For the last three years Hamburger has taught in the Graduate Department of History of Art in Toronto. He is a recipient of numerous awards for both his research and his teaching.

According to Hamburger, teaching is one of his favorite parts of the job and he said he looks forward to working with both undergraduates and graduates.

"When you come to a place like Harvard, you assume the responsibility for teaching the next generation of graduate students who will go on to shape fields," Hamburger said. "It's what I always wanted to do. I also look forward to teaching undergraduates."

Members of the department said they are thrilled by the new additions to their permanent staff.

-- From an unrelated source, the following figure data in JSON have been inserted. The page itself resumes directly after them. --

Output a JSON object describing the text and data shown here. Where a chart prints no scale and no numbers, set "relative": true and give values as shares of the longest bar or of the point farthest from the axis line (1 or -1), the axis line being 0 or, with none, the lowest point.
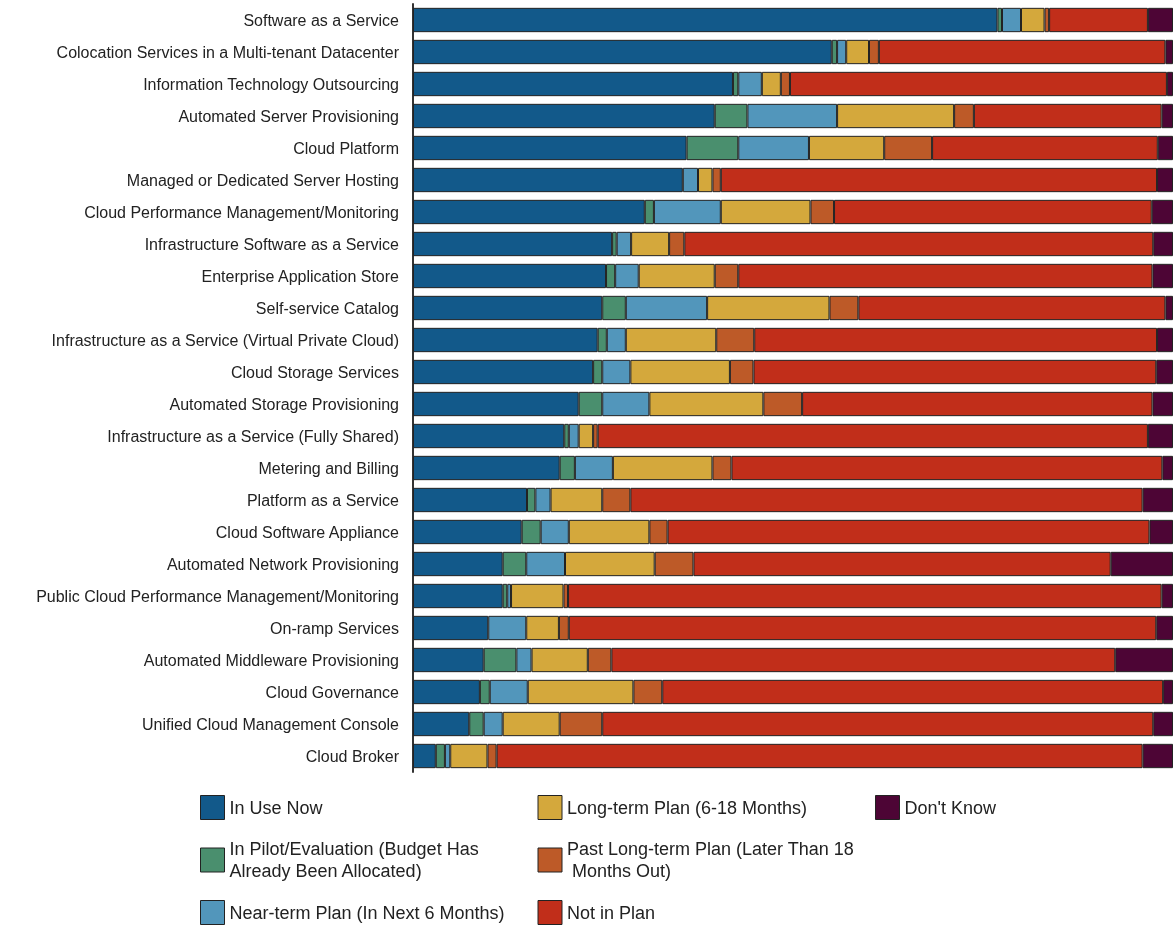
{
  "chart_data": {
    "type": "bar",
    "orientation": "horizontal",
    "stacked": true,
    "relative": true,
    "legend": "bottom",
    "categories": [
      "Software as a Service",
      "Colocation Services in a Multi-tenant Datacenter",
      "Information Technology Outsourcing",
      "Automated Server Provisioning",
      "Cloud Platform",
      "Managed or Dedicated Server Hosting",
      "Cloud Performance Management/Monitoring",
      "Infrastructure Software as a Service",
      "Enterprise Application Store",
      "Self-service Catalog",
      "Infrastructure as a Service (Virtual Private Cloud)",
      "Cloud Storage Services",
      "Automated Storage Provisioning",
      "Infrastructure as a Service (Fully Shared)",
      "Metering and Billing",
      "Platform as a Service",
      "Cloud Software Appliance",
      "Automated Network Provisioning",
      "Public Cloud Performance Management/Monitoring",
      "On-ramp Services",
      "Automated Middleware Provisioning",
      "Cloud Governance",
      "Unified Cloud Management Console",
      "Cloud Broker"
    ],
    "series": [
      {
        "name": "In Use Now",
        "color": "#12598a",
        "values": [
          0.769,
          0.551,
          0.421,
          0.397,
          0.36,
          0.355,
          0.305,
          0.262,
          0.254,
          0.249,
          0.243,
          0.237,
          0.218,
          0.199,
          0.193,
          0.15,
          0.143,
          0.118,
          0.118,
          0.099,
          0.093,
          0.088,
          0.074,
          0.03
        ]
      },
      {
        "name": "In Pilot/Evaluation (Budget Has Already Been Allocated)",
        "color": "#4a8f6e",
        "values": [
          0.006,
          0.007,
          0.007,
          0.043,
          0.068,
          0,
          0.012,
          0.006,
          0.012,
          0.031,
          0.012,
          0.012,
          0.031,
          0.006,
          0.02,
          0.011,
          0.025,
          0.031,
          0.006,
          0,
          0.043,
          0.013,
          0.019,
          0.012
        ]
      },
      {
        "name": "Near-term Plan (In Next 6 Months)",
        "color": "#5296bb",
        "values": [
          0.025,
          0.012,
          0.031,
          0.118,
          0.093,
          0.02,
          0.088,
          0.019,
          0.031,
          0.107,
          0.025,
          0.037,
          0.062,
          0.013,
          0.05,
          0.02,
          0.037,
          0.051,
          0.005,
          0.05,
          0.02,
          0.05,
          0.025,
          0.007
        ]
      },
      {
        "name": "Long-term Plan (6-18 Months)",
        "color": "#d4a83c",
        "values": [
          0.031,
          0.03,
          0.025,
          0.154,
          0.099,
          0.019,
          0.118,
          0.05,
          0.1,
          0.161,
          0.119,
          0.131,
          0.15,
          0.019,
          0.131,
          0.068,
          0.106,
          0.118,
          0.069,
          0.043,
          0.074,
          0.139,
          0.075,
          0.049
        ]
      },
      {
        "name": "Past Long-term Plan (Later Than 18 Months Out)",
        "color": "#bd5a28",
        "values": [
          0.006,
          0.013,
          0.012,
          0.026,
          0.063,
          0.011,
          0.031,
          0.02,
          0.031,
          0.038,
          0.05,
          0.031,
          0.051,
          0.006,
          0.025,
          0.037,
          0.024,
          0.051,
          0.006,
          0.013,
          0.031,
          0.038,
          0.056,
          0.012
        ]
      },
      {
        "name": "Not in Plan",
        "color": "#c12e1a",
        "values": [
          0.13,
          0.377,
          0.496,
          0.247,
          0.297,
          0.574,
          0.418,
          0.617,
          0.545,
          0.404,
          0.53,
          0.53,
          0.461,
          0.724,
          0.567,
          0.674,
          0.634,
          0.549,
          0.781,
          0.773,
          0.663,
          0.659,
          0.725,
          0.85
        ]
      },
      {
        "name": "Don't Know",
        "color": "#4d0535",
        "values": [
          0.033,
          0.01,
          0.008,
          0.015,
          0.02,
          0.021,
          0.028,
          0.026,
          0.027,
          0.01,
          0.021,
          0.022,
          0.027,
          0.033,
          0.014,
          0.04,
          0.031,
          0.082,
          0.015,
          0.022,
          0.076,
          0.013,
          0.026,
          0.04
        ]
      }
    ]
  }
}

"I know his work very well," Loeb Professor of Classical Art and Archaeology David G. Mitten said. "He's probably the leading scholar in Western medieval art. His books on all kinds of things, especially medieval art and female monastic communities, have been groundbreaking works."

Though he will not be offering any classes next fall, Hamburger will teach two classes--one graduate and one undergraduate--in the spring. The undergraduate course will be a survey of medieval art and architecture.

Hamburger said the offer from Harvard came at the perfect time, since he was planning to leave Canada soon anyway.

"I was determined to leave," he said. "I'm just happy that it was Harvard."

Hamburger will be moving to Cambridge this fall with his wife and two daughters.

"I look forward to throwing myself into everything at Harvard," he said.

Lajer-Burcarth, on the other hand, has been in Cambridge for years, and already teaches both introductory-level classes and advanced seminars.

Her areas of expertise include 18th and 19th century European art and contemporary art, as well as feminist and critical theory.

After attending the University of Warsaw, Lajer-Bucharth received her doctorate from City University of New York.

"Ewa is a dynamo of a teacher and a scholar," Mitten said. "She has two great fields of expertise in which she is equally brilliant."

Lajer-Burcharth and all members of the search committee are out of the country and were unable to be reached for comment.